Snack Attack: Hot Dog at Café ArtScience

This snappy sausage will hit a chord with fans of 'red hot' franks.

Welcome to our weekly series Snack Attack, where we highlight a sweet treat or savory start you should save room for.


Chef Patrick Campbell's "Red Hots" at Cafe Artscience

Chef Patrick Campbell’s “Red Hots” at Cafe Artscience. / Photo provided

The fireworks ash has settled, but if you’re anything like us, just because the Fourth has passed doesn’t mean your hot dog cravings have subsided. And if nothing will satisfy that hunger except for a succinct snap, it’s time to pay Café ArtScience a visit.

Yes, the science-driven, sensory bistro and innovative cocktail bar. For a hot dog. A Chicago-inspired, New England red hot, to be precise.

Chef Patrick Campbell recently debuted the sausage on both the bar and the late-night menus at Café ArtScience. The frank is wrapped in natural lamb casing, with all-beef filling colored and flavored with plenty of smoked paprika. The experiments began earlier this spring, when Campbell and sous chef Heather Neri were considering ways to use the scraps trimmed from portions of Café ArtScience’s regular menu flatiron steak.

“I gave her a base recipe, and she absolutely killed it. She’s our sausage connoisseur,” Campbell says.

On the current menu, those skills can also be tasted in Café ArtScience’s Vermont quail entrée, served with a traditional boudin blanc, and the grilled Colorado lamb leg, plated with slices of merguez. The team makes various other charcuterie, too, which are also all-day bar offerings and late-night a la carte options.

The red hot is simmered in water, then smoked over applewood in the Café ArtScience kitchen.
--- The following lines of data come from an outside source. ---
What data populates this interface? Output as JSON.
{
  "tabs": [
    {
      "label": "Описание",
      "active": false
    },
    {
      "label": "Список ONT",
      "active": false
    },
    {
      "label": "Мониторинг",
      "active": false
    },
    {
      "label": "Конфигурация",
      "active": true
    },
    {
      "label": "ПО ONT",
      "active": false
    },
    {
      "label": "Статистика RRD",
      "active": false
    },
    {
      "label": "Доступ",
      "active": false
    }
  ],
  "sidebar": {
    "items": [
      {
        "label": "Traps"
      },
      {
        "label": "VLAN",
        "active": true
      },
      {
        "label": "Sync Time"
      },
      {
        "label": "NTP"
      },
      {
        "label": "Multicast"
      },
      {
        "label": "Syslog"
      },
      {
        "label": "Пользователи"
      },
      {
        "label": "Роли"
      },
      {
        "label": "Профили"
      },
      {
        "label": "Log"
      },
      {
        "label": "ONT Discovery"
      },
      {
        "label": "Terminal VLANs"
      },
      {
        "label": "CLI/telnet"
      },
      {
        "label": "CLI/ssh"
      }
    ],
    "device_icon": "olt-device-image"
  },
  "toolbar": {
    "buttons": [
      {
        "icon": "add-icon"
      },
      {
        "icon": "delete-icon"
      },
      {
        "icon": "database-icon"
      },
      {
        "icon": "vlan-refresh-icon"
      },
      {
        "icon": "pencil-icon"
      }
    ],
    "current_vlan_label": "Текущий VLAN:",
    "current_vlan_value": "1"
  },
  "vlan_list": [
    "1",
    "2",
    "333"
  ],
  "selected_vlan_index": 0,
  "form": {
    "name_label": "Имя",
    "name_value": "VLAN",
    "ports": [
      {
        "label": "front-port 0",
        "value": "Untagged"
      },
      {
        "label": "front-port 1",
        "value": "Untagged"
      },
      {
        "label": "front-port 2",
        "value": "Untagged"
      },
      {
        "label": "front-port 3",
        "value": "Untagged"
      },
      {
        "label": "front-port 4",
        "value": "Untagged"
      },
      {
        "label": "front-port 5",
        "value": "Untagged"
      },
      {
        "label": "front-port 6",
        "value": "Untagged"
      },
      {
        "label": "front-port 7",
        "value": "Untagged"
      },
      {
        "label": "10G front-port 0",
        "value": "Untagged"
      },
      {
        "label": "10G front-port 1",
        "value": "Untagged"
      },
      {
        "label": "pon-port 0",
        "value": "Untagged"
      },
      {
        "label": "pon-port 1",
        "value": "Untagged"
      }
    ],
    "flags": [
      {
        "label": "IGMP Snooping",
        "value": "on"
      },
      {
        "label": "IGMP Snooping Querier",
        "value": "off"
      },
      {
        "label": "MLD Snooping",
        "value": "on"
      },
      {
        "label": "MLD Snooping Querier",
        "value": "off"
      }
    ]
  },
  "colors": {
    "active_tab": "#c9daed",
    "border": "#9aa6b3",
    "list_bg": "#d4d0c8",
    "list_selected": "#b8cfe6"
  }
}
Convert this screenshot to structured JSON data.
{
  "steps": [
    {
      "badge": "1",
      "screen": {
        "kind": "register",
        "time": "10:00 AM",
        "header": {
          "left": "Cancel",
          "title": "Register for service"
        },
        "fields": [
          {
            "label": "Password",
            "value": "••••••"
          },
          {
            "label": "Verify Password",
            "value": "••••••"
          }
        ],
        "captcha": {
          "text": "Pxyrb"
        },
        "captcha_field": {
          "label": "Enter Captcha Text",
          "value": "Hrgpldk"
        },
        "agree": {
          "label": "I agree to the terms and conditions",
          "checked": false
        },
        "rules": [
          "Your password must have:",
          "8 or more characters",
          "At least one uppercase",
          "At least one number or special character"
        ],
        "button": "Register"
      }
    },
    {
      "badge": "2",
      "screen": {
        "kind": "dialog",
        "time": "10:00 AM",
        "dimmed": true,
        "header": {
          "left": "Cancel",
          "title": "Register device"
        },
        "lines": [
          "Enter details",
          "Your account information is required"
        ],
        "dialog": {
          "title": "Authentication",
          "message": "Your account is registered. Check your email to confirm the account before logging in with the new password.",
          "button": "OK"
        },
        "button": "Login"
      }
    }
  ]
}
Once a guest orders one, the frank is grilled over coals, then nestled into a New England-style split-top bun and topped with chopped white onion and spicy Dijon mustard. It’s inspired by Campbell’s childhood trips to his mother’s native Illinois, where Midwesterners look for that quintessential “snap.”

“I really love the texture of the snap, and thought the recipe was going to work out for our purpose,” he says.

That means it’s an inexpensive, and fun, option, which appeals to an industry crowd Café ArtScience is making an effort to reach with the Monday-Wednesday late-night specials, launched in early May. At $3 apiece, the CAS hot dog is the perfect snack.

But despite the “snap,” Campbell says don’t order it expecting a Chicago-style ’dog. “It’s not ‘dragged through the garden,’ as [Chicagoans] would say.”

Café ArtScience, 650 E. Kendall St., Cambridge, 857-999-2193, cafeartscience.com.